Fahrerassistenzsysteme
Einfach zu bedienen sind auch die Fahrerassistenzsysteme: So wird der adaptive Tempomat an der linken Lenkradspeiche mit einem Tastendruck aktiviert. Die rechte Pfeiltaste schaltet den teilautonomen "Auto Pilot" hinzu. Mit der linken Pfeiltaste – einmal gedrückt – wird der akustische Tempowarner für die jeweilige Fahrt ausgeschaltet. Die Verkehrszeichenerkennung bleibt dabei erhalten. Zudem bietet das Blind Spot Information System (BLIS) eine Lenkunterstützung, der Cross Traffic Alert eine Bremsunterstützung und Rückfahrwarnung. Mit der 360°-Surround-View-Kamera ist das Einparken kinderleicht. Der Fernlichtassistent der Pixel-LED-Scheinwerfer (optional für 1.200 Euro) wird durch Drehung am Blinkerhebel aktiviert. Andere Fahrzeuge werden dann bei eingeschaltetem Fernlicht zuverlässig "ausgeschnitten". Im Bereich ADAS punktet der Polestar trotz der vielen Systeme mit Bedienungsfreundlichkeit, ohne den Fahrer mit optischen und akustischen Warnungen zu stören.
Laden + Verbrauch
Der Polestar 2 ist mit Lithium-Ionen-Batterien ausgestattet. Die Long-Range-Variante verfügt über eine 82-kWh-Batterie von CATL mit 27 Modulen. Die Reichweite soll bei maximal 596 km liegen, bei einem Batteriestand von 90 % wurden im Test bei 14° Grad 430 km angezeigt. Eine Wärmepumpe ist serienmäßig. Im Menüpunkt "One-Pedal-Drive" lässt sich die Rekuperation einfach einstellen. Weniger einfach gestaltete sich jedoch das Laden. Die Schnellladerate des 400-V-Elektroautos sollte eigentlich bei bis zu 205 kW bei der Long-Range-Batterie liegen. Dies wurde auch an einer 350 kW-Säule nicht ansatzweise erreicht. Überhaupt war es schwierig, den Polestar zum Laden zu bewegen.

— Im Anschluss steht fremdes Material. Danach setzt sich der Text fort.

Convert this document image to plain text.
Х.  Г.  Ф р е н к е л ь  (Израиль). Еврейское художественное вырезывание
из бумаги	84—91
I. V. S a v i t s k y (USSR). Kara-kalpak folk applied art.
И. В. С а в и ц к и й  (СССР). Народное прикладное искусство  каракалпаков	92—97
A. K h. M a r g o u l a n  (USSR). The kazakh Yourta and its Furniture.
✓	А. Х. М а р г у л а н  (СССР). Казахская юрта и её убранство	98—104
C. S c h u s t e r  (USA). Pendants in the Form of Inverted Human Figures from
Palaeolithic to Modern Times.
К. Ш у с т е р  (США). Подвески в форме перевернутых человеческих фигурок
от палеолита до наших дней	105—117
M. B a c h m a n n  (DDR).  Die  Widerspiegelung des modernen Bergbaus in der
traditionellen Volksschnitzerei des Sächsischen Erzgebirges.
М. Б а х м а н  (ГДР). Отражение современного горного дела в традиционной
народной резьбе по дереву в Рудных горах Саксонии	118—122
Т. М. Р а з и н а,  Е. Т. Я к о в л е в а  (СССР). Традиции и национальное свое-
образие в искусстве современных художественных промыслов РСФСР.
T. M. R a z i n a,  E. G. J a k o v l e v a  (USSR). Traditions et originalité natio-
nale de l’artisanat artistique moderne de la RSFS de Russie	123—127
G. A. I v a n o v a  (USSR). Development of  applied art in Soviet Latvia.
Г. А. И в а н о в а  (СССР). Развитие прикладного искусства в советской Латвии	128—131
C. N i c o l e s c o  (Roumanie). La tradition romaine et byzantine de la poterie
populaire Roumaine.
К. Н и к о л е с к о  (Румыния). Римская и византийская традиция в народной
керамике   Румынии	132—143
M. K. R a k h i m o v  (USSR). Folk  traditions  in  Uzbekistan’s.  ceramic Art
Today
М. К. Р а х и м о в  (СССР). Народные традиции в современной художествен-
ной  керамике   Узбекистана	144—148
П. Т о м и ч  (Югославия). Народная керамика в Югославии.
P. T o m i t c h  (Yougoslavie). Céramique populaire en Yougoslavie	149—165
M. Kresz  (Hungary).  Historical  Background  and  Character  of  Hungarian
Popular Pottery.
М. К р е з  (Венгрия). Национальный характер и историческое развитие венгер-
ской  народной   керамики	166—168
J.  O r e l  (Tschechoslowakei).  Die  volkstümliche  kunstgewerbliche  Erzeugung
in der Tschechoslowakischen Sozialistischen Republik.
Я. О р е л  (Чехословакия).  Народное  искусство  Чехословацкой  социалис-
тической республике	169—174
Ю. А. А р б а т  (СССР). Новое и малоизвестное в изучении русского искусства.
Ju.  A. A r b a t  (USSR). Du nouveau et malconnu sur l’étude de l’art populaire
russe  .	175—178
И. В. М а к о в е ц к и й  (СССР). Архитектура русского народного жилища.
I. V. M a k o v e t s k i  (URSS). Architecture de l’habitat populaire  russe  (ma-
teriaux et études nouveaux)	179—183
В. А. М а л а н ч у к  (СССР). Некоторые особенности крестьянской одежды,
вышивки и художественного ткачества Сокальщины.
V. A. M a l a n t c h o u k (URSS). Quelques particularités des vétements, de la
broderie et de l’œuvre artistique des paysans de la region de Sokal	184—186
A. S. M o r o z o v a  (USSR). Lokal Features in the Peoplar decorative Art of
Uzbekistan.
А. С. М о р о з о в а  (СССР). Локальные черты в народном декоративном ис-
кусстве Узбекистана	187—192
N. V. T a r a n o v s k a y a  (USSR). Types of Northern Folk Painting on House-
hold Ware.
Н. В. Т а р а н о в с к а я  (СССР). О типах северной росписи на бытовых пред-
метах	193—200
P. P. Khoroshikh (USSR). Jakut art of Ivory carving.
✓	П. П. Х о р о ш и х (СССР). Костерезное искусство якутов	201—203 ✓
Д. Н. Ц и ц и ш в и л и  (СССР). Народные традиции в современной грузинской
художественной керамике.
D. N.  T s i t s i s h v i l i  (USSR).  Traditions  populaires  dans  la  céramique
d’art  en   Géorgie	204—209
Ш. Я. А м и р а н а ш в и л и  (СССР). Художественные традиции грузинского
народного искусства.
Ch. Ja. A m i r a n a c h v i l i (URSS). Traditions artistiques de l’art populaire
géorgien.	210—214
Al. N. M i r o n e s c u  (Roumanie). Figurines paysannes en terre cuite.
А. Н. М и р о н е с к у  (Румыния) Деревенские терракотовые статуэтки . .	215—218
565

An DC-Säulen klappte es teilweise überhaupt nicht, das Fahrzeug zu verbinden. Wenn er nach einigen Abbrüchen doch einmal lud, dann nicht über 140 kW (trotz warmer Batterie). Selbst beim AC-Laden waren immer mindestens zwei Ansteckversuche vonnöten, bis der Ladevorgang startete. Der Verbrauch lag im Schnitt bei etwa 20 kWh / 100 km.
Fazit Polestar 2
Die Fahrten im Polestar 2 wurden durchweg als entspannend empfunden. Der Fokus auf das Fahren passt zum schlichten, nordischen Design und dem reduzierten, hochwertigen Ambiente im Interieur. Der Polestar 2 ist ein gelungenes Elektroauto, das ruhiges Dahingleiten ebenso unterstützt wie schnelle Fahrten. Ob man die leistungsstarke Topversion mit Dualmotor wirklich benötigt, ist dabei Geschmackssache. Im Test wurde die volle Leistung selten abgerufen. Einzig beim Laden offenbarte der Testwagen manchmal Probleme. Die getestete Version ist ab 56.990 Euro verfügbar. Die bereits gute Ausstattung wurde zusätzlich mit den Paketen "Pilot" für 2.200 Euro, "Plus" für 3.500 Euro sowie "Pro" für 1.500 Euro erweitert. Das Hifi-System von Bowers & Wilkins kostet nochmal 2.000 Euro. Insgesamt kommt der Testwagen so auf stolze 68.790 Euro.